Più di un neodiplomato trentino su due – il 54,4% – decide di iscriversi all’università. Un dato in forte crescita rispetto ai decenni scorsi e superiore alla media nazionale del 51,7%. È quanto emerge da un recente report della Fondazione Openpolis sulle disparità sociali nell’accesso all’università. «Ancora molti studenti, però, non finiscono il percorso universitario. Bisogna investire sulle politiche di diritto allo studio, sulle politiche di orientamento e, soprattutto, sull’istruzione terziaria non accademica», sostiene Antonio Schizzerotto, professore emerito di Sociologia all’Università di Trento e ricercatore dell’Istituto per la ricerca valutativa sulle politiche pubbliche (Irvapp) della Fondazione Bruno Kessler.

 

In trent’anni i trentini iscritti a un corso universitario sono aumentati del 40%: erano 11,1 mila nel 1993 e sono quasi 15,6 mila nel 2023 (di cui il 61% si è iscritto a un’università fuori provincia).
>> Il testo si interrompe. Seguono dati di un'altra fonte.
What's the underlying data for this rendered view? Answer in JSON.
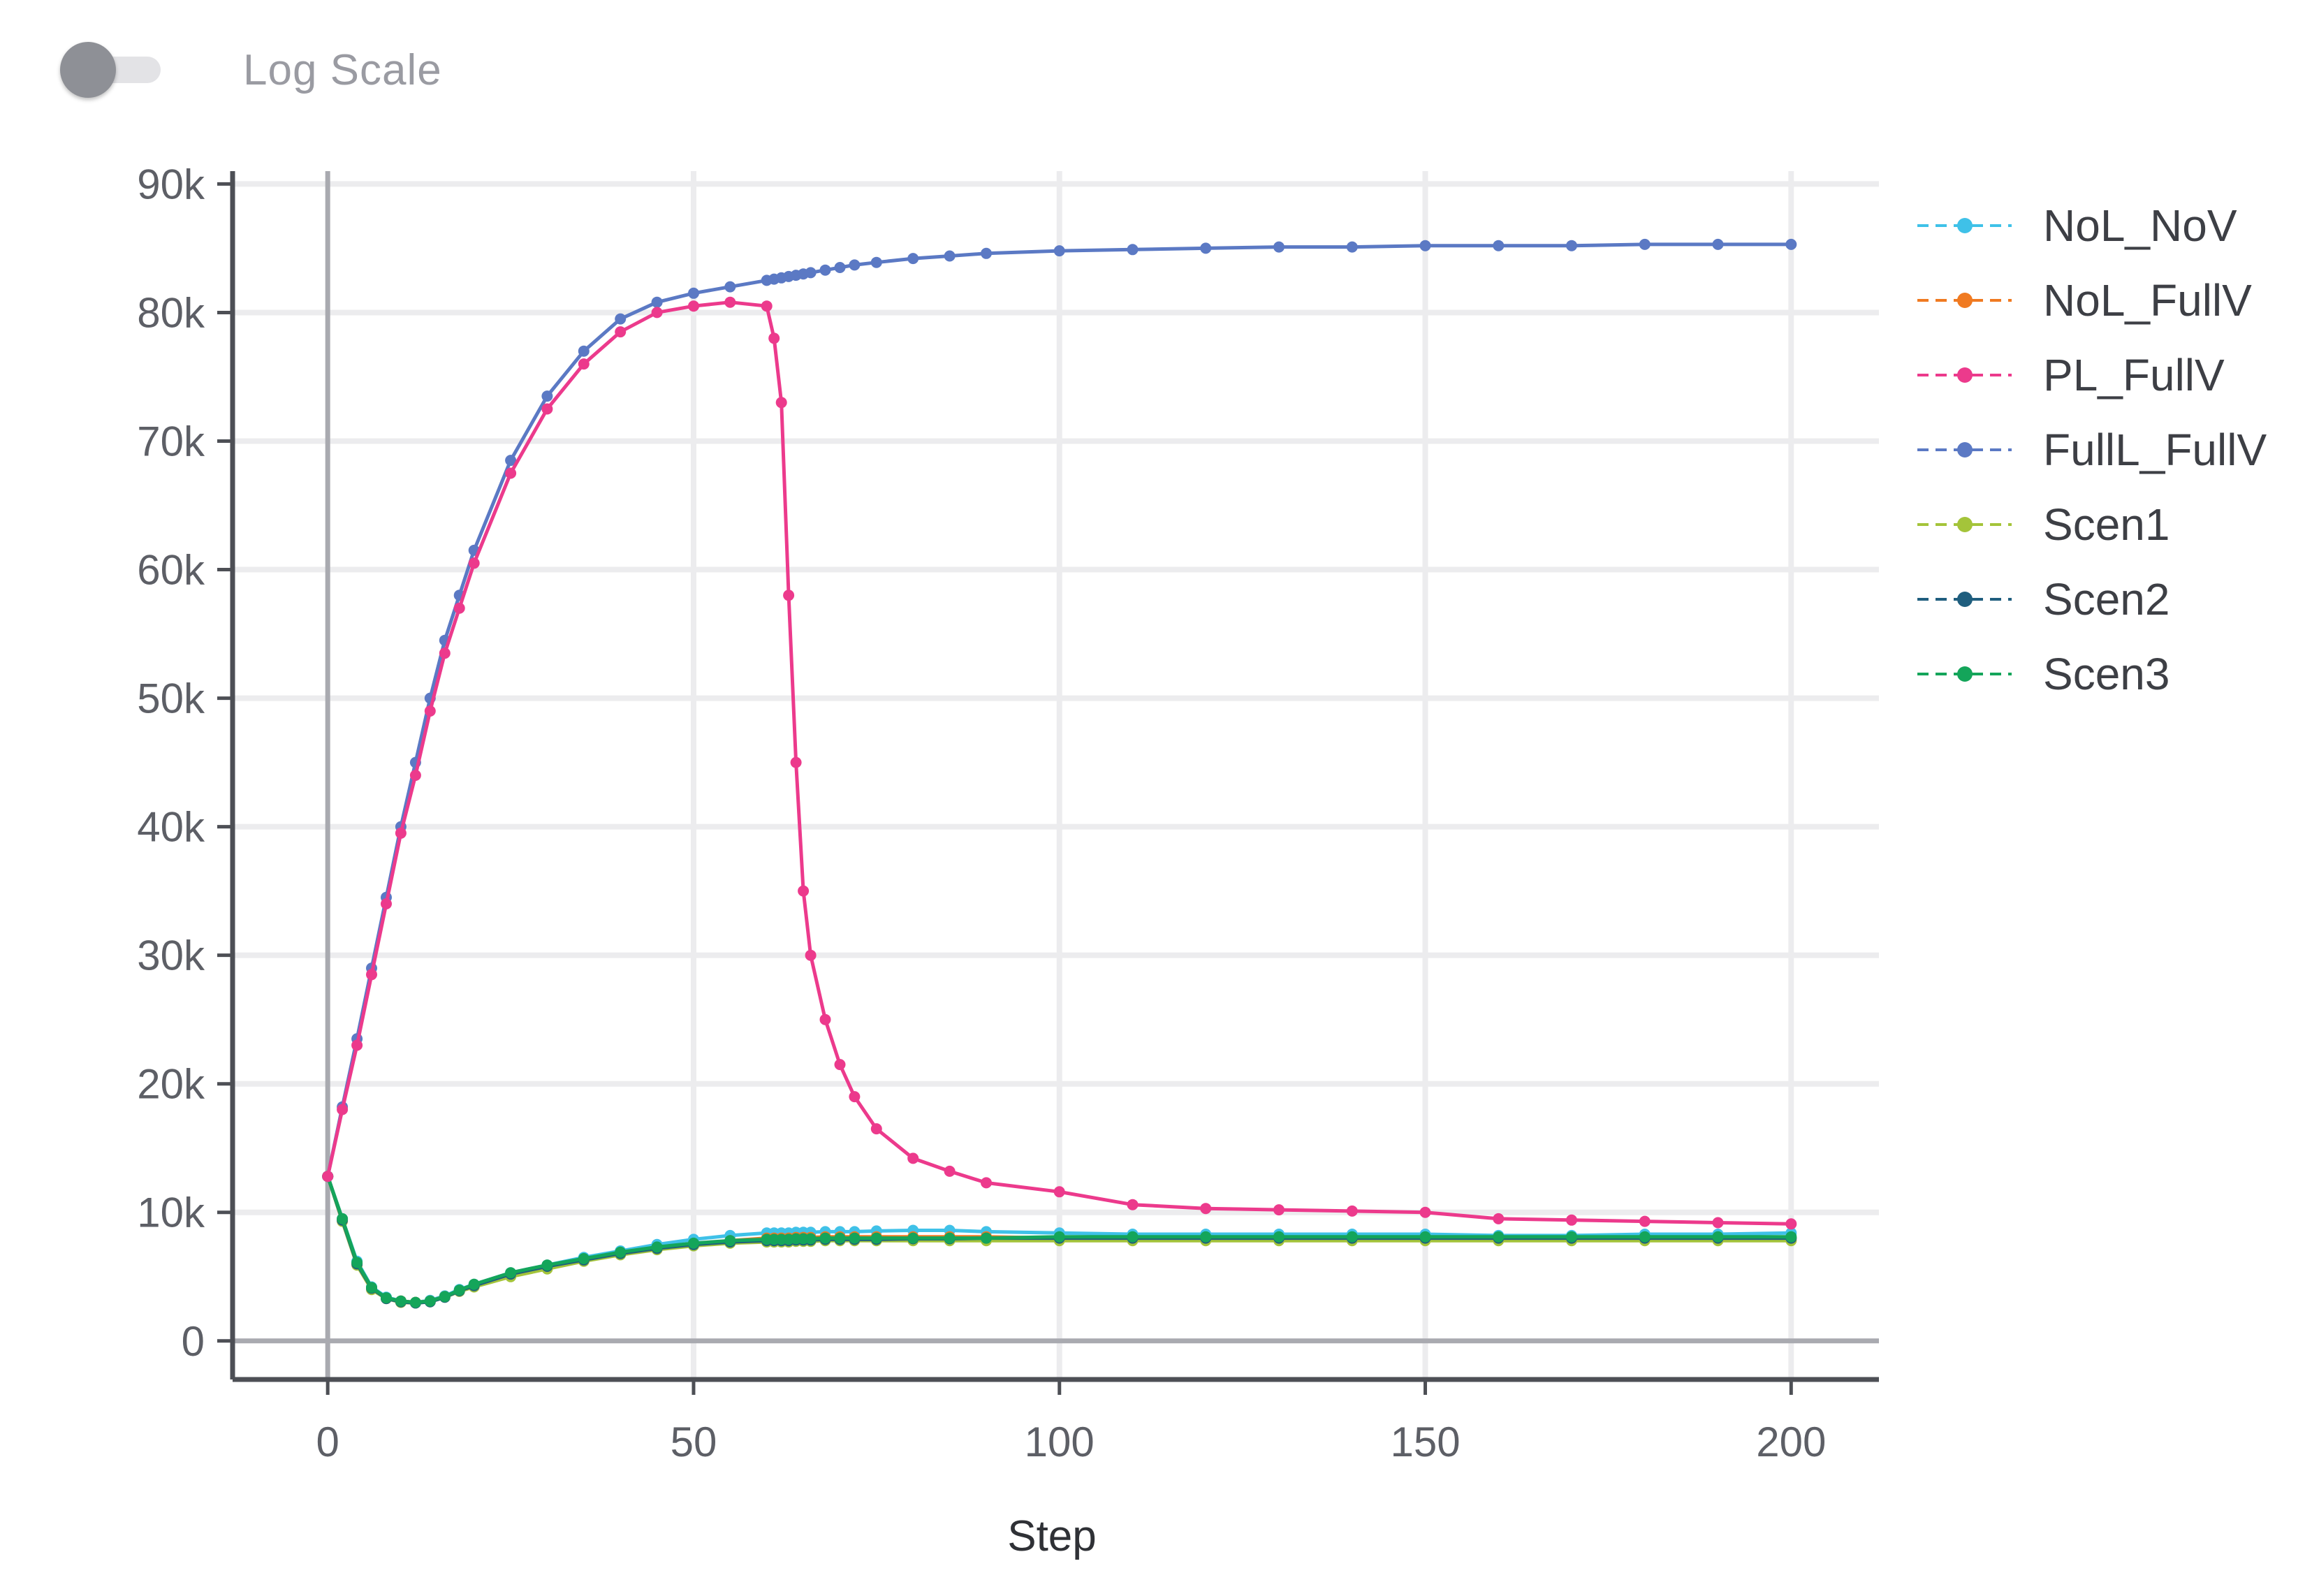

Se in Trentino la quota dei neodiplomati iscritti all’università è del 54%, nel resto del territorio nazionale si va dal 57% delle Regioni del Centro al 47,4% del Sud, passando per il 53,5% del Nord. «In passato il Trentino — spiega Schizzerotto — non era un territorio nel quale le famiglie intendevano investire nell’istruzione dei propri figli, per varie ragioni: sia per il costo diretto, cioè una fetta non banale delle famiglie non poteva permettersi di mandare i figli all’università, sia per il costo indiretto (i figli che andavano all’università non accedevano subito al mercato del lavoro). Adesso la situazione è cambiata perché il mercato del lavoro, soprattutto dopo i pacchetti di deregolamentazione, offre maggiori situazioni di impiego incerte e temporanee, quindi il costo indiretto è diminuito. In generale, comunque, a partire dagli anni Settanta è aumentata la propensione della popolazione a investire nell’istruzione terziaria. La quota non cresce comunque in maniera consistente un po’ perché mancano serie politiche di diritto allo studio, un po’ perché mancano serie politiche di orientamento alle superiori e un po’ perché le imprese trentine sono in larga misura microimprese familiari, che non hanno una gerarchia aziendale».

 

Quanti sono oggi i laureati? Il 34,1% dei giovani trentini fra i 25 e 34 anni ha un titolo universitario: una quota superiore rispetto al Nord-est (32,3%) e alla media nazionale (30,6%), ma ancora inferiore alla media dei Paesi dell’Unione europea (43,1%). «Noi siamo indietro di 20 punti percentuali rispetto alla Germania — sottolinea il professore — Perché? La quota di laureati italiani, e quindi anche del Trentino, non è così diversa da quella della Germania. Ciò che ci manca è la componente di laureati dell’istruzione terziaria non accademica». Si arriva così al nocciolo della questione. «Il Trentino non ha investito abbastanza sull’istruzione terziaria non accademica, cioè quella orientata alla formazione professione di alto o altissimo livello — prosegue Schizzerotto — La stessa cosa è avvenuta a livello nazionale, ma il Trentino ha avuto la colpa di non mettersi al riparo da questa situazione. I rettori pensano di fare lauree professionalizzanti, ma l’accademia deve occuparsi di ricerca di base e avanzata, in tutte le discipline. Per quanto riguarda le esigenze specifiche del mercato del lavoro serve una sorta di ateneo professionalizzante parallelo».

 

In Trentino l’istruzione terziaria non accademica si chiama Alta formazione professionale, o meglio si chiamava così, perché presto sarà sostituita dall’Its Academy. Questo segmento dell’istruzione forma figure professionali con un’alta preparazione in ambiti specifici, in grado di svolgere un’attività professionale con significative competenze tecnico-scientifiche e livelli elevati di responsabilità e autonomia. Stiamo parlando di percorsi che durano due anni, con un monte ore di 2.200 ore, tra attività di lezione, laboratorio e praticantato. «Il Trentino, invece, di accodarsi agli Its nazionali, dovrebbe creare un proprio sistema di istruzione terziaria, un sistema organico, con un proprio ordinamento, una propria cornice giuridica», propone Schizzerotto, che punta il dito anche su altri aspetti.